Perugia, giornata di studi su patrimonio culturale e partecipazione al POST

Palazzo Priori Perugia

Domani, mercoledì 12 novembre 2025, il POST – Museo della Scienza di Perugia, in via del Melo 34, ospiterà la giornata di studi “Patrimonio culturale materiale e immateriale e partecipazione”, evento conclusivo del progetto di ricerca biennale 2024–2025 dell’Università degli Studi di Perugia.

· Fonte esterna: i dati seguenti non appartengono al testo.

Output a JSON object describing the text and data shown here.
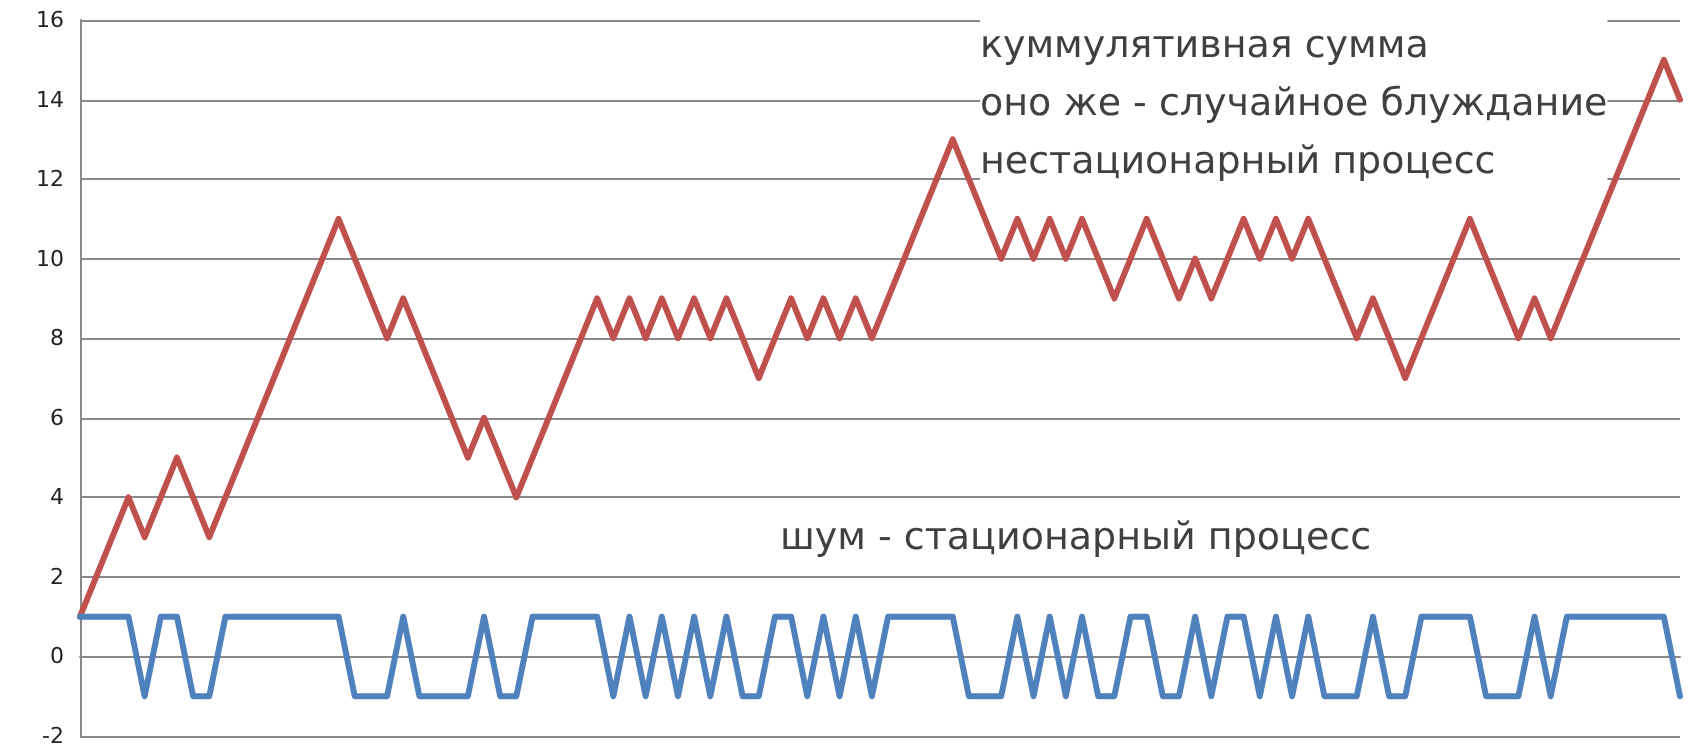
{
  "chart_data": {
    "type": "line",
    "categories": [
      null,
      null,
      null,
      null,
      null,
      null,
      null,
      null,
      null,
      null,
      null,
      null,
      null,
      null,
      null,
      null,
      null,
      null,
      null,
      null,
      null,
      null,
      null,
      null,
      null,
      null,
      null,
      null,
      null,
      null,
      null,
      null,
      null,
      null,
      null,
      null,
      null,
      null,
      null,
      null,
      null,
      null,
      null,
      null,
      null,
      null,
      null,
      null,
      null,
      null,
      null,
      null,
      null,
      null,
      null,
      null,
      null,
      null,
      null,
      null,
      null,
      null,
      null,
      null,
      null,
      null,
      null,
      null,
      null,
      null,
      null,
      null,
      null,
      null,
      null,
      null,
      null,
      null,
      null,
      null,
      null,
      null,
      null,
      null,
      null,
      null,
      null,
      null,
      null,
      null,
      null,
      null,
      null,
      null,
      null,
      null,
      null,
      null,
      null,
      null
    ],
    "series": [
      {
        "color": "#c0504d",
        "values": [
          1,
          2,
          3,
          4,
          3,
          4,
          5,
          4,
          3,
          4,
          5,
          6,
          7,
          8,
          9,
          10,
          11,
          10,
          9,
          8,
          9,
          8,
          7,
          6,
          5,
          6,
          5,
          4,
          5,
          6,
          7,
          8,
          9,
          8,
          9,
          8,
          9,
          8,
          9,
          8,
          9,
          8,
          7,
          8,
          9,
          8,
          9,
          8,
          9,
          8,
          9,
          10,
          11,
          12,
          13,
          12,
          11,
          10,
          11,
          10,
          11,
          10,
          11,
          10,
          9,
          10,
          11,
          10,
          9,
          10,
          9,
          10,
          11,
          10,
          11,
          10,
          11,
          10,
          9,
          8,
          9,
          8,
          7,
          8,
          9,
          10,
          11,
          10,
          9,
          8,
          9,
          8,
          9,
          10,
          11,
          12,
          13,
          14,
          15,
          14
        ]
      },
      {
        "color": "#4f81bd",
        "values": [
          1,
          1,
          1,
          1,
          -1,
          1,
          1,
          -1,
          -1,
          1,
          1,
          1,
          1,
          1,
          1,
          1,
          1,
          -1,
          -1,
          -1,
          1,
          -1,
          -1,
          -1,
          -1,
          1,
          -1,
          -1,
          1,
          1,
          1,
          1,
          1,
          -1,
          1,
          -1,
          1,
          -1,
          1,
          -1,
          1,
          -1,
          -1,
          1,
          1,
          -1,
          1,
          -1,
          1,
          -1,
          1,
          1,
          1,
          1,
          1,
          -1,
          -1,
          -1,
          1,
          -1,
          1,
          -1,
          1,
          -1,
          -1,
          1,
          1,
          -1,
          -1,
          1,
          -1,
          1,
          1,
          -1,
          1,
          -1,
          1,
          -1,
          -1,
          -1,
          1,
          -1,
          -1,
          1,
          1,
          1,
          1,
          -1,
          -1,
          -1,
          1,
          -1,
          1,
          1,
          1,
          1,
          1,
          1,
          1,
          -1
        ]
      }
    ],
    "ylim": [
      -2,
      16
    ],
    "yticks": [
      -2,
      0,
      2,
      4,
      6,
      8,
      10,
      12,
      14,
      16
    ],
    "grid": "y",
    "line_style": "solid",
    "annotations": [
      "куммулятивная сумма\nоно же - случайное блуждание\nнестационарный процесс",
      "шум - стационарный процесс"
    ]
  }
}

L’iniziativa rappresenta un momento di confronto tra Università, Istituzioni e cittadinanza, volto a riflettere sul ruolo della partecipazione nella gestione e interpretazione del patrimonio culturale tra ricerca ed educazione. Durante l’evento sarà presentato il volume finale della ricerca, con discussione dei risultati principali e delle prospettive future delle politiche partecipative a livello locale e regionale.

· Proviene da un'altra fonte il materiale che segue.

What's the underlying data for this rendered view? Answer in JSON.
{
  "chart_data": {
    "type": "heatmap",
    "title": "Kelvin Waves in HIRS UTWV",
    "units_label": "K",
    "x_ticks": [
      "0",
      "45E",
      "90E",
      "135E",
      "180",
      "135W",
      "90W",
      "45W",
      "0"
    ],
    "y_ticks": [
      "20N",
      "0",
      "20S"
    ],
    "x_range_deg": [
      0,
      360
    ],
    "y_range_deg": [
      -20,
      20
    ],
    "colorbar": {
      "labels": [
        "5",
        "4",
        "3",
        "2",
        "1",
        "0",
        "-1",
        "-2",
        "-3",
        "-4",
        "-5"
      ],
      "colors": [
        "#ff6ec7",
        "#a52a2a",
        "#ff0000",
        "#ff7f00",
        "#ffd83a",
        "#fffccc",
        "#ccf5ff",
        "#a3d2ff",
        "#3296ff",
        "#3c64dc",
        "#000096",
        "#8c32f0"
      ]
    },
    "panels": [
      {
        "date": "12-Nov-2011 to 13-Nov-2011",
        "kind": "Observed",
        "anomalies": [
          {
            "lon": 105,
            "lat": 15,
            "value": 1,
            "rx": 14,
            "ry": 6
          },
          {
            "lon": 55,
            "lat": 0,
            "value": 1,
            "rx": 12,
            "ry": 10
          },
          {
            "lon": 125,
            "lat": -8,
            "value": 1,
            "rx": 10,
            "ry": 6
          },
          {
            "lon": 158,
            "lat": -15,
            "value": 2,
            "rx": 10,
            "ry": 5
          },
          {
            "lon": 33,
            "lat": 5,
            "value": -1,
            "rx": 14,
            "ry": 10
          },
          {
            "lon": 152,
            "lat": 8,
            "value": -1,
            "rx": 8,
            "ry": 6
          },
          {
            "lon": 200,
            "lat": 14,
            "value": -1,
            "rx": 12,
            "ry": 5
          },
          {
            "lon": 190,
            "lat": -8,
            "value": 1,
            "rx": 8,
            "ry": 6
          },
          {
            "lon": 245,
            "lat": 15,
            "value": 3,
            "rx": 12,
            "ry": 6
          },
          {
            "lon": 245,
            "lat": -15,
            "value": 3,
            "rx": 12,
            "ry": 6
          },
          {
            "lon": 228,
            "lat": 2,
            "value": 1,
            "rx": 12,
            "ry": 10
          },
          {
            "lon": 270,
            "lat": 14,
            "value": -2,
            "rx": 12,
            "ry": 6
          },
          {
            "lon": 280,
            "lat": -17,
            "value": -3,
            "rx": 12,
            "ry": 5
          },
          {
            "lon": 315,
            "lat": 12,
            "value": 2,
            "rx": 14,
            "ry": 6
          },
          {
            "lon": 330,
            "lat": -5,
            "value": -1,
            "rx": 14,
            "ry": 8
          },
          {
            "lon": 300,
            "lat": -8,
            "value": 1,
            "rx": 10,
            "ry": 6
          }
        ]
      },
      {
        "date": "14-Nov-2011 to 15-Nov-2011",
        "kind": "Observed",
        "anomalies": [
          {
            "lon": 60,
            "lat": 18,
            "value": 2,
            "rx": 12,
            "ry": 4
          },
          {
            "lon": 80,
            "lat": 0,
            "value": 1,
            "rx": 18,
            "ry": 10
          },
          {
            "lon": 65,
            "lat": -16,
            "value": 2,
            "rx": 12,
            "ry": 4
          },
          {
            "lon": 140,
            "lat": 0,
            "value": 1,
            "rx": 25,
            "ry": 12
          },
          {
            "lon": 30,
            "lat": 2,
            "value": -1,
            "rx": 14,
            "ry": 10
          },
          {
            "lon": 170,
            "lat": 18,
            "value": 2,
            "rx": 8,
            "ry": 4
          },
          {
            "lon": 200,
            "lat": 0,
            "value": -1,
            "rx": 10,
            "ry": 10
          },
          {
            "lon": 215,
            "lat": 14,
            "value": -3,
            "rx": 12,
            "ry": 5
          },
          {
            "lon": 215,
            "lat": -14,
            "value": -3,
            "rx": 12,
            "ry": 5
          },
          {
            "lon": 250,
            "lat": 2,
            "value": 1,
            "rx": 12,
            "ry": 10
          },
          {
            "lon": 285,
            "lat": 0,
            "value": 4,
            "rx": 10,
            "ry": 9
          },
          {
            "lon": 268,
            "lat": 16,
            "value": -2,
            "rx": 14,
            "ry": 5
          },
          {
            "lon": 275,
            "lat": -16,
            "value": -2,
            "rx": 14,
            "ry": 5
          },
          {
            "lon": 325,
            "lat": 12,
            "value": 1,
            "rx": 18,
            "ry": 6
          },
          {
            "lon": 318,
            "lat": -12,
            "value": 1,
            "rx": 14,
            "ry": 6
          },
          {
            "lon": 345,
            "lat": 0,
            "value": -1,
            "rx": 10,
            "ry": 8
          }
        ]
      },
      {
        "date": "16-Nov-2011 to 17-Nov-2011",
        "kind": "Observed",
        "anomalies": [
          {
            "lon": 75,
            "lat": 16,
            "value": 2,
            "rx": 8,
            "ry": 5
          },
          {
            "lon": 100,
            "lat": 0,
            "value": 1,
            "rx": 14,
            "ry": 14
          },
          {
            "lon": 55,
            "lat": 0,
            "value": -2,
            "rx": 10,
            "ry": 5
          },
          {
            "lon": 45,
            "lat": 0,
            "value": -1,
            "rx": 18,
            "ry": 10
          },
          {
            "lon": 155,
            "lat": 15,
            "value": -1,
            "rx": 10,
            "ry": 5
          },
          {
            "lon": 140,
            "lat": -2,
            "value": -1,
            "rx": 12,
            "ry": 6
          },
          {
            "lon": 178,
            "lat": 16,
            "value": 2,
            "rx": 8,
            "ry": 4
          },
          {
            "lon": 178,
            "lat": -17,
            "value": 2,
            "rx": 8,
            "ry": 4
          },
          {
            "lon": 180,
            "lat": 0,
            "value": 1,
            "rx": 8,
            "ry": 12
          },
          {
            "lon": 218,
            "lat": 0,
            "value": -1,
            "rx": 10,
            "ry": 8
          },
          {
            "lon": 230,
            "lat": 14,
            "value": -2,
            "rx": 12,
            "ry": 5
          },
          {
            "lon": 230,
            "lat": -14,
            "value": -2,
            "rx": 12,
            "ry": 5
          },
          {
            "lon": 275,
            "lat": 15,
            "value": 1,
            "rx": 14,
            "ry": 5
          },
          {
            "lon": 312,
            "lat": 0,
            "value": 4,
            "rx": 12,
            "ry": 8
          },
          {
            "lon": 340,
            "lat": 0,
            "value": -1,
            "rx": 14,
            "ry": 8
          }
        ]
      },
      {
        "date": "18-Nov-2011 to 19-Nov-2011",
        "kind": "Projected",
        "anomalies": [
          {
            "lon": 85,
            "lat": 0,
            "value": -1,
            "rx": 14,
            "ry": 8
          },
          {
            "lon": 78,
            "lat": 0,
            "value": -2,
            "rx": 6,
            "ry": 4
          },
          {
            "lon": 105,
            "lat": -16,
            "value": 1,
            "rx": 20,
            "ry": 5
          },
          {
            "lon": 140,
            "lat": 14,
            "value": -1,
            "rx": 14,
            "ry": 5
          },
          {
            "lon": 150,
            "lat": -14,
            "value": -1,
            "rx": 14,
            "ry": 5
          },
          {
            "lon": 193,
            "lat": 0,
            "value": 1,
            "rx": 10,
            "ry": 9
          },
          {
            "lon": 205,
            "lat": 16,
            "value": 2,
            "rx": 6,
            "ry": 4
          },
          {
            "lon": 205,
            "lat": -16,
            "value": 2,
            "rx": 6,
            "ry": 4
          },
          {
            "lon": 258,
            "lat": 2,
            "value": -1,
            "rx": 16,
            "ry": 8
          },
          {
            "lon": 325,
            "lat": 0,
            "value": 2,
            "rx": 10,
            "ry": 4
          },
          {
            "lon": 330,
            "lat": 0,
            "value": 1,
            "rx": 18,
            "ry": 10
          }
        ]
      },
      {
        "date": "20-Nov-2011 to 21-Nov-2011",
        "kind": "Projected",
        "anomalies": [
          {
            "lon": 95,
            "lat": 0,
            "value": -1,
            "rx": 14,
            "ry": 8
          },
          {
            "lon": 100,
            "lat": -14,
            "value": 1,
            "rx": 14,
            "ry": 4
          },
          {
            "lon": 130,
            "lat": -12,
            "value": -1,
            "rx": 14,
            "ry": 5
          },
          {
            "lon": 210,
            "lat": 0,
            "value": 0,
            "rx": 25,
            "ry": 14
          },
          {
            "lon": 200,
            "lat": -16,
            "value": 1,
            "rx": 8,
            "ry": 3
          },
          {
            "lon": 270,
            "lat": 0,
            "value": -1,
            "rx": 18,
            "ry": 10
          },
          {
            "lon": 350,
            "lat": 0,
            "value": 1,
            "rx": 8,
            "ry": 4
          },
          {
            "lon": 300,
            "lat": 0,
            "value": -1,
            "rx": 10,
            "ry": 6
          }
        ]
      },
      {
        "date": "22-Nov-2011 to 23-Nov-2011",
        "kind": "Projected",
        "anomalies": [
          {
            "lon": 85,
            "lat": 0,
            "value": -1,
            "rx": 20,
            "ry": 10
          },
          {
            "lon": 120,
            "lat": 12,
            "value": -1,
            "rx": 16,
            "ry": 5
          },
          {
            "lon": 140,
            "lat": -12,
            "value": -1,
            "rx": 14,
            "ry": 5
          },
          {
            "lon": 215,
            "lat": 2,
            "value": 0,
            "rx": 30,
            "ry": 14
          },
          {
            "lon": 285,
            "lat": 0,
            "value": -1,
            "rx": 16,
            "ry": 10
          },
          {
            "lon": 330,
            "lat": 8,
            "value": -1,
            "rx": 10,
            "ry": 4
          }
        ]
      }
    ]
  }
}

Promosso dal Dipartimento di Filosofia, Scienze Sociali, Umane e della Formazione (FiSSUF) in collaborazione con i Dipartimenti di Lettere, Lingue, Letterature e Civiltà antiche e moderne e di Chimica, Biologia e Biotecnologie, il progetto ha coinvolto nel corso di due anni oltre 1.200 giovani, 350 adulti e 35 enti regionali, tra scuole, associazioni, RSA, case circondariali e istituzioni culturali, sperimentando nuove modalità di valorizzazione del patrimonio culturale umbro.

L’incontro sarà aperto dai saluti del professor Marco Moschini, direttore del Dipartimento FiSSUF, e vedrà la partecipazione di Andrea Stafisso, Assessore allo Sviluppo Economico Sostenibile del Comune di Perugia, e della professoressa Beatrice Castellani, membro del Consiglio di Amministrazione del POST.

Interverranno tra gli altri Sabrina Ciancone, sindaca di Fontecchio e ambasciatrice italiana della Convenzione di Faro; Federico Batini, ordinario di Pedagogia sperimentale alla Sapienza Università di Roma e responsabile scientifico del progetto; Luca Padalino, assegnista di ricerca del progetto; e diversi docenti e professionisti del settore, tra cui Alberto Simonetti, Puma Valentina Scricciolo, Teresa Severini, Maria Rita Mancaniello, Marco Maovaz, Claudia Cianca e Lucia Mariani.

Il progetto ha raccolto centinaia di testimonianze scritte, racconti, immagini e registrazioni audio da Perugia, Spoleto e Valnerina. Tra i momenti più significativi, la giornata del 21 maggio alla Casa Circondariale di Terni dedicata ai racconti dei detenuti, l’incontro del 4 giugno con gli studenti delle scuole di Perugia, le restituzioni del 16 giugno a Spoleto e del 17 giugno a Vallo di Nera, e infine il convegno del 3–4 luglio al Dipartimento FiSSUF con studiosi e professionisti del settore.